Netz aus Abhängigkeiten

Die Szene ist nicht nur witzig, sondern trifft Justine Triets neuen Film im Kern. Sibyl sucht am Anfang eigentlich nach neuer Unabhängigkeit, will einen Großteil ihrer Patienten abgeben und endlich ihren ersten Roman beginnen, von dem sie schon so lange erzählt. Dieser Unabhängigkeit steht weniger die eigene Abhängigkeit im Weg – Sibyls Alkoholismus scheint weitestgehend eingedämmt – als die Tatsache, dass andere von ihr abhängig sind: die Kinder, die Patienten, und Freund Etienne (Paul Hamy) guckt auch eher bedürftig als ermutigend aus der Wäsche. Sibyl scheint im ersten Teil vor allem den feministischen Allgemeinplatz durchzuspielen, dass die Assoziation von Weiblichkeit und Kümmerei dem kreativen Output von Frauen im Weg steht. Und daran zu erinnern, dass auch Therapeutinnen Schmerzhaftes mit sich herumtragen – Flashbacks neun Jahre zurück, in denen die leidenschaftliche Affäre mit Gabriel (Niels Schneider) zur Ursache von Sibyls Alkoholsucht wird. Und schließlich das Verhältnis zwischen Leben und Fiktion im Allgemeinen auszutarieren.

Flucht in die Farce

Als die Schauspielerin Margot verzweifelt bei Sibyl anruft, kommt eine Dynamik in Gang, die diese Ebenen miteinander verschaltet und dabei durchaus auch Triets Film rettet: Margots Fall bietet sich als Einstieg in den eigenen Roman an, wird Sibyl zurück zur Flasche bringen und schickt den Film ans Set und damit auf die Meta-Ebene. Dort macht Sibyl am meisten Spaß, weil er auf dem Vulkan von Stromboli ein bisschen ausbrechen kann aus seiner unnötig komplexen Struktur, ein bisschen albern wird, und gerade in der Farce bekommt Triet auch die labile Verfassung der Figuren besser zu fassen. Wenn Margot für ihr Close-up verlangt, dass Sibyl Igors Dialogpart übernimmt, oder eine Ohrfeigenszene für körperliche Rache nutzt, dann wird der Filmdreh endgültig zur Gruppentherapie, in der ausgerechnet der männliche Schauspielstar gar nichts zu melden hat. Und alles hängt am seidenen Faden, den Autorenfilmerin Mika irgendwo am Rande des eigenen Nervenzusammenbruchs in der Hand hält.

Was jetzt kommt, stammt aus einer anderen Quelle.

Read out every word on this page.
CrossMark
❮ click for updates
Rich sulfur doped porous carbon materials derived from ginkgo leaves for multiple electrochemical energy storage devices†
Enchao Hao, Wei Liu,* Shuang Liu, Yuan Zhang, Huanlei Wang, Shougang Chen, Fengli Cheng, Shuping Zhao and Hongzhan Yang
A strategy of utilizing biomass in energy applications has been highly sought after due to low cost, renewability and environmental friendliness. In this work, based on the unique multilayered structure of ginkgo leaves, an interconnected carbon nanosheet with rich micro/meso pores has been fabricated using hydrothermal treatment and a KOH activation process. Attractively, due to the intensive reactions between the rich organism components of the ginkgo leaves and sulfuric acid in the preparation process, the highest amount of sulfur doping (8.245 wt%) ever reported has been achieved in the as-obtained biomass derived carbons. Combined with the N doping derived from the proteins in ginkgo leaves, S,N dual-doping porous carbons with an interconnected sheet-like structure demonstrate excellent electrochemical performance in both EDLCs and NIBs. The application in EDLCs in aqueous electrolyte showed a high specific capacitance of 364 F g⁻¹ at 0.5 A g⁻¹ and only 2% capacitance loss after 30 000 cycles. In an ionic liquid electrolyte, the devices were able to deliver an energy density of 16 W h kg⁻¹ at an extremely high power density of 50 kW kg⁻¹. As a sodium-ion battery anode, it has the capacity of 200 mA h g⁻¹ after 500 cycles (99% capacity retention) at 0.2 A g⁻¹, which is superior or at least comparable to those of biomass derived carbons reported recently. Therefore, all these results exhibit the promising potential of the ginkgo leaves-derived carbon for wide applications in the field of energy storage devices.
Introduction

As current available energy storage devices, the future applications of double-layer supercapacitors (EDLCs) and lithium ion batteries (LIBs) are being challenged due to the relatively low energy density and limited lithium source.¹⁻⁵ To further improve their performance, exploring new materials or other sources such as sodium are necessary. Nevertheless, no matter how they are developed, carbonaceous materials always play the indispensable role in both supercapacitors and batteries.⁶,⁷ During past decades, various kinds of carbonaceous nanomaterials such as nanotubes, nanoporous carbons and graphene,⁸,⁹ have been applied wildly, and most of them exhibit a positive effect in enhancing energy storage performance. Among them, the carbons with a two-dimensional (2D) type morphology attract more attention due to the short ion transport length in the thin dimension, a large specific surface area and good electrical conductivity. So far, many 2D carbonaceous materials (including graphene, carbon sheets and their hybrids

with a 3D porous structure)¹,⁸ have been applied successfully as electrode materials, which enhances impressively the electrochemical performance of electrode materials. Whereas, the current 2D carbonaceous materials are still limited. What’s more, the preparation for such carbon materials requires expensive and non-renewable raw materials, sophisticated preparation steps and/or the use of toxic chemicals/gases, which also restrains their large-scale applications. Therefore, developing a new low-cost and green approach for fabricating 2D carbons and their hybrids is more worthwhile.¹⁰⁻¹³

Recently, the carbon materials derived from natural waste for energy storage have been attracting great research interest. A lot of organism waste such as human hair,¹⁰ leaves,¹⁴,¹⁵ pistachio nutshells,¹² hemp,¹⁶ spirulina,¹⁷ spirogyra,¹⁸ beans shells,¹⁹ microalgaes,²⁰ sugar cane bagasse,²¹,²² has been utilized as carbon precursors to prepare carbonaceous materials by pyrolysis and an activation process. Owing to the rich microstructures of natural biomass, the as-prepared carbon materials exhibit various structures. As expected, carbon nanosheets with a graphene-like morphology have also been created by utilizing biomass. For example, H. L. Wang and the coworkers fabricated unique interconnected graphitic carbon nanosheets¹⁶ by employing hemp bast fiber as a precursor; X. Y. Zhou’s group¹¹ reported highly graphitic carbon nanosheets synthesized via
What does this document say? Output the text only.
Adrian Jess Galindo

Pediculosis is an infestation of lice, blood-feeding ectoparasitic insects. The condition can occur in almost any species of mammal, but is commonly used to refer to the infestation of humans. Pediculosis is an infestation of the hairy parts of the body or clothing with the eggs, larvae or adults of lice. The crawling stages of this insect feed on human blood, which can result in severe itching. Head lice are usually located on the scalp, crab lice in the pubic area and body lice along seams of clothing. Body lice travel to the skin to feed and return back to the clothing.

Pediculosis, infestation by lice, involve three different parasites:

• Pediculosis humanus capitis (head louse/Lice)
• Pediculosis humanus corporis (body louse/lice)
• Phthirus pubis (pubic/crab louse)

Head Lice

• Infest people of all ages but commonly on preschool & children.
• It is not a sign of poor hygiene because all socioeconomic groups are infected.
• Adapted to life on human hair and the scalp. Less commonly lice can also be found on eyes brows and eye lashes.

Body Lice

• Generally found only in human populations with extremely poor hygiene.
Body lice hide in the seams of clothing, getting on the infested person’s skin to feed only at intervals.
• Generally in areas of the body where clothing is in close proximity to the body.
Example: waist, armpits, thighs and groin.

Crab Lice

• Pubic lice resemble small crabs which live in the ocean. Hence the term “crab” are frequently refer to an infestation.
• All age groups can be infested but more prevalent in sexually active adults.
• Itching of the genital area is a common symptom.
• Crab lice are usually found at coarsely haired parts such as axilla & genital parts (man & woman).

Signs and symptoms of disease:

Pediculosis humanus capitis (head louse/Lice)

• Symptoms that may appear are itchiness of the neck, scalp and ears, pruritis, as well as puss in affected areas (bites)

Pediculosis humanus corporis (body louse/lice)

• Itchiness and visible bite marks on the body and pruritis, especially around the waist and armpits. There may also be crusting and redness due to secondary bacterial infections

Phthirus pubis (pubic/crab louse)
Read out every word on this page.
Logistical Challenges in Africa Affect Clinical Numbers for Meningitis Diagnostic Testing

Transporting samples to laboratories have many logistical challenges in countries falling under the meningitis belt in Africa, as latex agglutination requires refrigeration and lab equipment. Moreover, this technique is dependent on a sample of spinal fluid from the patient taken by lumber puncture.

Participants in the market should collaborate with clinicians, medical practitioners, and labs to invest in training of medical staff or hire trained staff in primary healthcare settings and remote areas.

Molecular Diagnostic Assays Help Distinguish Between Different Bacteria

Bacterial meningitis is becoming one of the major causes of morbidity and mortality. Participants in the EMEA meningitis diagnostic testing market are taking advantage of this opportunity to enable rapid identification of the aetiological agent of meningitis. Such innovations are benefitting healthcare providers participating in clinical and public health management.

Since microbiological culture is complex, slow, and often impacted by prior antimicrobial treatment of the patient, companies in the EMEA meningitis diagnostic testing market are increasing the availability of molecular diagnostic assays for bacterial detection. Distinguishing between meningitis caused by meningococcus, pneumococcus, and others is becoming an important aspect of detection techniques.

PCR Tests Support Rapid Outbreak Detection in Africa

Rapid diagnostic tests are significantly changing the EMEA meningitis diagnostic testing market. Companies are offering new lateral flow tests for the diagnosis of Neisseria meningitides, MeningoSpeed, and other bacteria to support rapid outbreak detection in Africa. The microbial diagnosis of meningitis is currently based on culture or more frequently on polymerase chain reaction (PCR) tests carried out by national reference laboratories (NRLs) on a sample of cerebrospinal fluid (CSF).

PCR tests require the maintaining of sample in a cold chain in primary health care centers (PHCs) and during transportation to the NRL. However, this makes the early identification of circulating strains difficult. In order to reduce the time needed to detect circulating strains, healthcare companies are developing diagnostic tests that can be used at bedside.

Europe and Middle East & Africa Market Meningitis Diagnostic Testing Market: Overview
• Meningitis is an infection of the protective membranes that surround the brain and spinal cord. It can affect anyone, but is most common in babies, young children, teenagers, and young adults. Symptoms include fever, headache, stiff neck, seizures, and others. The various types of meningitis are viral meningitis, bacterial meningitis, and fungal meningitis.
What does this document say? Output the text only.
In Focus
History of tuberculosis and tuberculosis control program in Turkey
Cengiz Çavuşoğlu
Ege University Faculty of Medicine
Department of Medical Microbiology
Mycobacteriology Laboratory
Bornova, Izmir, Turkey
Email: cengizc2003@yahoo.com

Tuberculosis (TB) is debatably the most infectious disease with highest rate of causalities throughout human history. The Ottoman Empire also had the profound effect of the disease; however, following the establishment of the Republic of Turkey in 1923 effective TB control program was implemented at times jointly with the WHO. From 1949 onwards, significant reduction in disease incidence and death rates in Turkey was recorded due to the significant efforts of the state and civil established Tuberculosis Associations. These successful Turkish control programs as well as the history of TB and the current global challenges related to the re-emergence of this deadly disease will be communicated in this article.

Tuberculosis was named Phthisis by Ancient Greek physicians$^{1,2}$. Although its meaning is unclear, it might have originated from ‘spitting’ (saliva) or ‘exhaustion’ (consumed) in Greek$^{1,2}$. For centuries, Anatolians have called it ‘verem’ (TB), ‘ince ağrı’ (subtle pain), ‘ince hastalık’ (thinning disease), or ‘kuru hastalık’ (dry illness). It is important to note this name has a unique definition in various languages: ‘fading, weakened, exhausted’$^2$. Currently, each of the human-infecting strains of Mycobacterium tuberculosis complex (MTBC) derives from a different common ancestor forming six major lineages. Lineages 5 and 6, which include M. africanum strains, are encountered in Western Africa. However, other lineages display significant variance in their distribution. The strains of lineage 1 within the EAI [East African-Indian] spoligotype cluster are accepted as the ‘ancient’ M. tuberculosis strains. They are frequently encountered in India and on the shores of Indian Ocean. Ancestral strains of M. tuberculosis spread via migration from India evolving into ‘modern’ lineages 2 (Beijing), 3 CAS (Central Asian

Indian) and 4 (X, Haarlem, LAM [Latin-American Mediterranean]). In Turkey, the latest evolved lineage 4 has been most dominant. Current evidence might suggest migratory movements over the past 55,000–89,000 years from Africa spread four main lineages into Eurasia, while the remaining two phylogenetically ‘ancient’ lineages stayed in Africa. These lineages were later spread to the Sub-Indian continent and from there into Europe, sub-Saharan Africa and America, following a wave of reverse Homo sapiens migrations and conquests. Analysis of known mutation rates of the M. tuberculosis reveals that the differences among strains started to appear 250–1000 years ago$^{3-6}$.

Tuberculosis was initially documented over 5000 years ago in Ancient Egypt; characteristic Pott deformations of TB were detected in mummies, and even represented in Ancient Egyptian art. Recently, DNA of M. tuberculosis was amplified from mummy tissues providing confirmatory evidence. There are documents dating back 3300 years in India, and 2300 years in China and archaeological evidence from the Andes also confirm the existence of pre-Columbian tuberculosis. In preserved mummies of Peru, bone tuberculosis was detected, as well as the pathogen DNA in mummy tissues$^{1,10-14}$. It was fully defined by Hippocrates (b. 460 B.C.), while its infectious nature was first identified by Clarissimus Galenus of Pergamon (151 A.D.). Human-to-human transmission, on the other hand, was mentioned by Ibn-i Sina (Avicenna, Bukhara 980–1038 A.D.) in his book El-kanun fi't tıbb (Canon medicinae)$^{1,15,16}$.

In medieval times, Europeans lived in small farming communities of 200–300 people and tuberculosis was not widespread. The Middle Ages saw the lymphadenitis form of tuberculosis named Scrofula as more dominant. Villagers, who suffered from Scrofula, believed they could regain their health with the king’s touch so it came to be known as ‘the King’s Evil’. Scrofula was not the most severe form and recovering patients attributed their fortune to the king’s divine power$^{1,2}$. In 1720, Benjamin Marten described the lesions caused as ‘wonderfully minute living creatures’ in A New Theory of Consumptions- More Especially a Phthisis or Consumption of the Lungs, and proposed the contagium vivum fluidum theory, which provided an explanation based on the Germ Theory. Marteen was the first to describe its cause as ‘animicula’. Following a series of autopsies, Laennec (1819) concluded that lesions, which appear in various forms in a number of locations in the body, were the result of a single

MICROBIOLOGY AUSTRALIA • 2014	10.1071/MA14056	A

Sibyl ist manchmal frustrierend in seinem Vertrauen auf tradierte Topoi, und gerade im letzten Teil will Triet vielleicht unnötig zuspitzen, was sie gerade wunderbar breitgetreten hat, und wechselt nochmals die Register. Virginie Efira in der Hauptrolle aber erdet die Vielfalt der Tonalitäten immer wieder ganz wunderbar. In ihrem Gesicht ruht der Film, der Sibyl sein will: Psychogramm einer Frau, die ein bisschen zu viel für andere lebt, mit Fiktion und Leben struggelt, disparate Wünsche und vergangenen Schmerz unter einen Hut zu bringen versucht und das auch irgendwie schaffen wird. Der Film fühlt sich dagegen manchmal an, als hätte er Mühe mit seinem eigenen Hut und all den Dingen, die drunterpassen sollen, aber vielleicht ist das genau der Punkt: Aus disparaten Elementen ein kohärentes Selbst zu formen ist eben nicht so einfach, in der Fiktion wie im Leben.

Der Film steht bis 23.04.2025 in der ARD-Mediathek.